How Facebook Mastered Mobile Ads (and Publishers Can Too)
The rapid rise of Facebook's mobile ad business over the last year is casting the social network in an unfamiliar new role: a paragon for other publishers to imitate.
Facebook's mobile ad business surged last quarter to comprise 41% of its ad revenue, up from virtually nothing the year before. It's a Cinderella story that has prompted even consistently bearish BTIG Research's Rich Greenfield to upgrade his rating of the company's stock. But is it a tale with a moral for other web properties?
If you consider that Facebook built a strong mobile ad business by blurring the line between mobile and desktop inventory when it developed news-feed ads, the answer looks like "yes."
"[Facebook is] the first big digital ad player that's really said, you know what, we're not going to draw a big artificial line between desktop and mobile from an ad product standpoint," said Chia Chen, Digitas's senior VP-mobile practice lead.
The simplest explanation of Facebook's mobile success is that its news feed ads that appear in desktop and mobile streams are delivering results for advertisers -- who are accordingly increasing their Facebook budgets -- without irritating users to the extent that they stop opening the app to look at friends' selfies and engagement photos. And unlike a banner ad, the format is attention-grabbing and offers a creative canvas to marketers.
While much of Facebook's success in mobile has to do with its unmatched scale and the propensity of smartphone owners to use their devices for social networking, a lot of it is the result of company strategy. It elected to integrate the desktop and mobile user experience, as well as the ad experience.
Thus, news-feed ads look the same on either screen, and advertisers have been largely agnostic about which they appear on, according to Marc Grabowski, chief operating officer at the social-ads company Nanigans and a former top Yahoo sales executive. (He noted that advertisers have begun to ask for more granular targeting, by screen or even by mobile device type, with greater frequency, however.) It's a significant advantage over companies who've created mobile experiences that are different from the desktop ones that consumers are used to.
"With Facebook there's a lot more continuity," Mr. Grabowski said. "Users learn how to view content in a single way. And you can have continuity between the types of ads you run between desktop and mobile also."
Pricing is another aspect of that continuity, and there's no significant difference between the cost of desktop and mobile news-feed inventory sold in Facebook's auction. The blurring of the distinction is something that Google is attempting with its "enhanced campaigns" introduced in February, which allow search advertisers to manage their AdWords bids across devices and platforms in a single campaign, Mr. Chen said. (Advertisers place a desktop bid and then enter what percentage more or less they would pay to have those ads run on mobile devices.)
The assumption is that the move will lift mobile ad prices -- which have dragged down Google's overall ad prices -- when it's fully rolled out. In a sense, Google looks like it's following Facebook's lead.

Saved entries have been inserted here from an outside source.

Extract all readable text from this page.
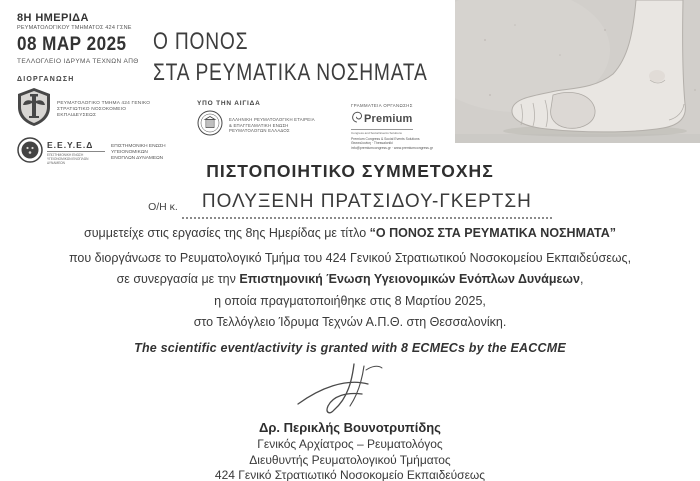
8Η ΗΜΕΡΙΔΑ
ΡΕΥΜΑΤΟΛΟΓΙΚΟΥ ΤΜΗΜΑΤΟΣ 424 ΓΣΝΕ
08 ΜΑΡ 2025
ΤΕΛΛΟΓΛΕΙΟ ΙΔΡΥΜΑ ΤΕΧΝΩΝ ΑΠΘ
ΔΙΟΡΓΑΝΩΣΗ
ΡΕΥΜΑΤΟΛΟΓΙΚΟ ΤΜΗΜΑ 424 ΓΕΝΙΚΟ
ΣΤΡΑΤΙΩΤΙΚΟ ΝΟΣΟΚΟΜΕΙΟ
ΕΚΠΑΙΔΕΥΣΕΩΣ
Ε.Ε.Υ.Ε.Δ
ΕΠΙΣΤΗΜΟΝΙΚΗ ΕΝΩΣΗ ΥΓΕΙΟΝΟΜΙΚΩΝ ΕΝΟΠΛΩΝ ΔΥΝΑΜΕΩΝ
ΕΠΙΣΤΗΜΟΝΙΚΗ ΕΝΩΣΗ ΥΓΕΙΟΝΟΜΙΚΩΝ
ΕΝΟΠΛΩΝ ΔΥΝΑΜΕΩΝ
Ο ΠΟΝΟΣ
ΣΤΑ ΡΕΥΜΑΤΙΚΑ ΝΟΣΗΜΑΤΑ
ΥΠΟ ΤΗΝ ΑΙΓΙΔΑ
ΕΛΛΗΝΙΚΗ ΡΕΥΜΑΤΟΛΟΓΙΚΗ ΕΤΑΙΡΕΙΑ
& ΕΠΑΓΓΕΛΜΑΤΙΚΗ ΕΝΩΣΗ
ΡΕΥΜΑΤΟΛΟΓΩΝ ΕΛΛΑΔΟΣ
ΓΡΑΜΜΑΤΕΙΑ ΟΡΓΑΝΩΣΗΣ
Premium
Congress and Social Events Solutions
Premium Congress & Social Events Solutions
Θεσσαλονίκη · Thessaloniki
info@premiumcongress.gr · www.premiumcongress.gr
ΠΙΣΤΟΠΟΙΗΤΙΚΟ ΣΥΜΜΕΤΟΧΗΣ
Ο/Η κ.	ΠΟΛΥΞΕΝΗ ΠΡΑΤΣΙΔΟΥ-ΓΚΕΡΤΣΗ
συμμετείχε στις εργασίες της 8ης Ημερίδας με τίτλο “Ο ΠΟΝΟΣ ΣΤΑ ΡΕΥΜΑΤΙΚΑ ΝΟΣΗΜΑΤΑ”
που διοργάνωσε το Ρευματολογικό Τμήμα του 424 Γενικού Στρατιωτικού Νοσοκομείου Εκπαιδεύσεως,
σε συνεργασία με την Επιστημονική Ένωση Υγειονομικών Ενόπλων Δυνάμεων,
η οποία πραγματοποιήθηκε στις 8 Μαρτίου 2025,
στο Τελλόγλειο Ίδρυμα Τεχνών Α.Π.Θ. στη Θεσσαλονίκη.
The scientific event/activity is granted with 8 ECMECs by the EACCME
Δρ. Περικλής Βουνοτρυπίδης
Γενικός Αρχίατρος – Ρευματολόγος
Διευθυντής Ρευματολογικού Τμήματος
424 Γενικό Στρατιωτικό Νοσοκομείο Εκπαιδεύσεως
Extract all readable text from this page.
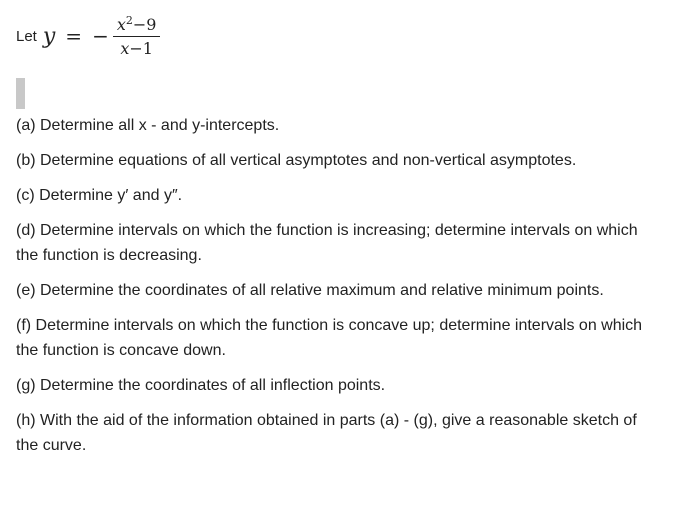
Let y = − $\frac{x^2-9}{x-1}$

(a) Determine all x - and y-intercepts.

(b) Determine equations of all vertical asymptotes and non-vertical asymptotes.

(c) Determine y′ and y″.

(d) Determine intervals on which the function is increasing; determine intervals on which the function is decreasing.

(e) Determine the coordinates of all relative maximum and relative minimum points.

(f) Determine intervals on which the function is concave up; determine intervals on which the function is concave down.

(g) Determine the coordinates of all inflection points.

(h) With the aid of the information obtained in parts (a) - (g), give a reasonable sketch of the curve.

Facebook's mobile news-feed ads are designed to blend in with the flow of posts from friends and brands that users choose to get updates from. They're so similar to desktop versions that advertisers can use the same creative for desktop and mobile.
However, the social network has perhaps unintentionally benefited from the dynamics of its walled garden-style platform, Mr. Chen observed. When advertisers buy mobile ads on Facebook, they don't need to have a mobile-optimized website to drive people to. Instead, their ads will point to a Facebook page, elicit a "like," or lead to an app install.
"It makes it easy for brands who aren't veterans to play in mobile," he said.
Though Facebook's integration of content between screens might be instructive for publishers, some aspects of its success with mobile are unique because of its scale. The early success of mobile app install ads -- a "small" but "important" part of its business, according to chief operating officer Sheryl Sandberg -- look like an example of that. They're flourishing because of Facebook's massive audience and targeting capabilities, which mobile ad networks can't replicate, according to Krishna Subramanian, CMO of the mobile-marketing company Velti.
"I don't really see dollars shifting from Google or Millennial to Facebook's app installs," he said. "[Facebook is] growing the market because for once you get a ridiculous amount of scale that you don't get anywhere else if you're a direct-response advertiser."
It's also possible that the temperament of Facebook users is a boon to its mobile ad business. Though users may wish they hadn't accepted so many friend requests over the years, their bloated social graphs affect the way they look at content on the network. Users looking at Facebook on their phones are likely to be engaged, but not engrossed to the extent that they're upset when they see an ad, according to David Hewitt, SapientNitro's global mobile lead.
"A tighter group of friends might alienate the ads more," he said in an email.